Almost one in 10 of the planned transfers of community services from primary care trusts will miss the 1 April deadline, the Department of Health has admitted.

Out of a total of 281 transactions across the 151 primary care trusts planned under the Transforming Community Services programme, 25 are not expected to complete on time.

Stragglers include NHS Surrey, which put £650m worth of its community health provider arm out for tender last month and is one of three PCTs to receive an official extension to the April deadline.

The PCT now has until December to complete the transfers. NHS Milton Keynes, which plans to integrate its community services with Milton Keynes Hospital Foundation Trust, has until July while NHS Isle of Wight can keep its provider and commissioning arms right up until April 2013, when PCTs will be disbanded.

The DH declined a request to extend the deadline for NHS Suffolk after plans to transfer its specialist children’s services and all its adult services to Ipswich Hospital Trust and West Suffolk Hospital Trust were judged to be too risky.
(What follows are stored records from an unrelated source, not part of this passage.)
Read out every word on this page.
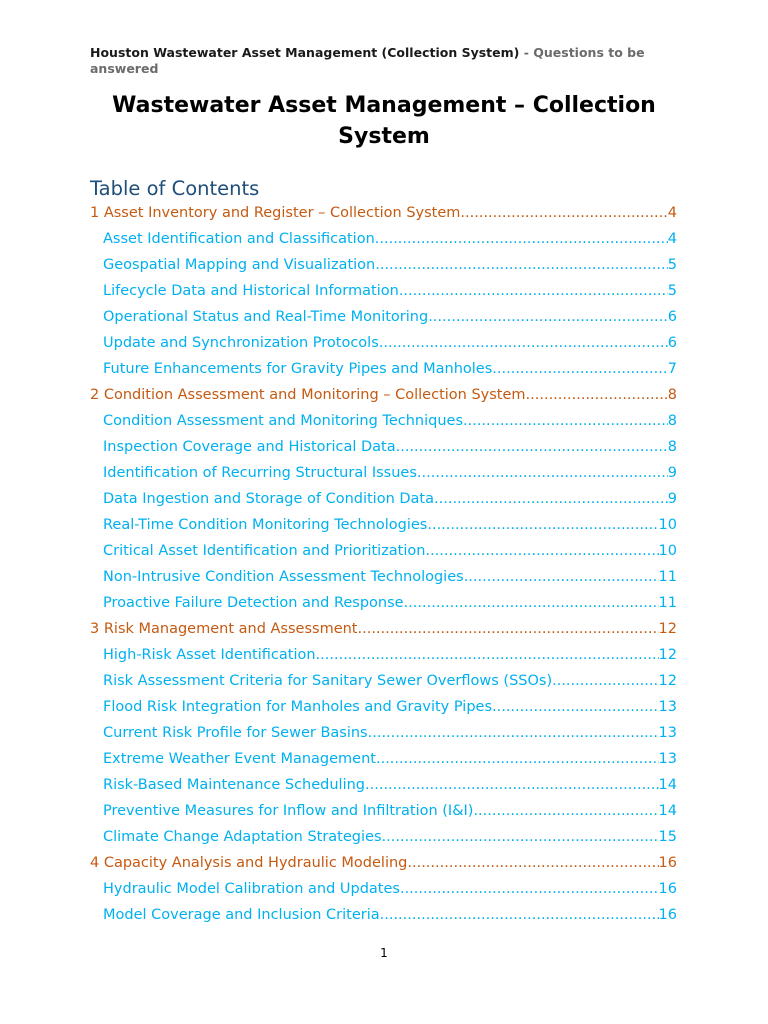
Houston Wastewater Asset Management (Collection System) - Questions to be answered
Wastewater Asset Management – Collection System
Table of Contents
1 Asset Inventory and Register – Collection System .....	4
Asset Identification and Classification .....	4
Geospatial Mapping and Visualization .....	5
Lifecycle Data and Historical Information .....	5
Operational Status and Real-Time Monitoring .....	6
Update and Synchronization Protocols .....	6
Future Enhancements for Gravity Pipes and Manholes .....	7
2 Condition Assessment and Monitoring – Collection System .....	8
Condition Assessment and Monitoring Techniques .....	8
Inspection Coverage and Historical Data .....	8
Identification of Recurring Structural Issues .....	9
Data Ingestion and Storage of Condition Data .....	9
Real-Time Condition Monitoring Technologies .....	10
Critical Asset Identification and Prioritization .....	10
Non-Intrusive Condition Assessment Technologies .....	11
Proactive Failure Detection and Response .....	11
3 Risk Management and Assessment .....	12
High-Risk Asset Identification .....	12
Risk Assessment Criteria for Sanitary Sewer Overflows (SSOs) .....	12
Flood Risk Integration for Manholes and Gravity Pipes .....	13
Current Risk Profile for Sewer Basins .....	13
Extreme Weather Event Management .....	13
Risk-Based Maintenance Scheduling .....	14
Preventive Measures for Inflow and Infiltration (I&I) .....	14
Climate Change Adaptation Strategies .....	15
4 Capacity Analysis and Hydraulic Modeling .....	16
Hydraulic Model Calibration and Updates .....	16
Model Coverage and Inclusion Criteria .....	16
1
The services will stay with the provider arm Suffolk Community Healthcare while a tendering process takes place. 

A DH spokeswoman refused to confirm which PCTs the 25 transactions were connected to as the figure is fluctuating on a daily basis.

She said: “The majority of [the 25] are significant transactions involving foundation trusts requiring detailed due diligence and assessment by Monitor. Where a major procurement process is underway an agreed timeline has been accepted by the DH to ensure a robust process delivers certainty for improved health outcomes and staff.”

NHS Isle of Wight programme director for transition Mark Price told HSJ the DH had agreed to extend the timetable provided the PCT completed an options appraisal by the end of March; made good progress on consortium commissioning; and separated its commissioning and provider functions as far as possible.

The PCT, which runs almost all NHS services on the island including the ambulance service, is looking to establish a community foundation trust.

NHS Isle of Wight was one of six PCTs originally given permission to remain as direct providers only for the decision to be revoked when the coalition published its revised operating framework in June last year, putting them on a tight timescale.

Of the remaining five, Cumbria Teaching PCT is transferring its services to Cumbria Partnership Foundation Trust while NHS Wirral community services will move over to community foundation trust, Both are on course to meet the 1 April deadline.

A spokeswoman for NHS Knowsley said the PCT plans to sign an interim two year contract with 5 Boroughs Partnership Foundation Trust on 1 April while it works on a “range of options”, including its original “preferred” option of transferring community services to the local authority.

NHS Tower Hamlets is scheduled to transfer its services to Barts and the London Trust on 1 July although its wound care and lymphoedema services are applying to become social enterprises.

Stoke-on-Trent PCT is planning for a wholesale transfer of its services to Staffordshire and Stoke-on-Trent Community Foundation Trust, which is also taking on the majority of services from South Staffordshire PCT and North Staffordshire PCT as well as social care services from Staffordshire County Council.

The new organisation could have as many as 5,000 staff and will be established in shadow form in April before taking over officially on 1 July.

South Staffordshire PCT chief executive Stuart Poynor, who is leading the transition, said: “We have had to have a very focused approach to get the job done; we have had to put pace into the project. However, we haven’t had any pressure around timescales.”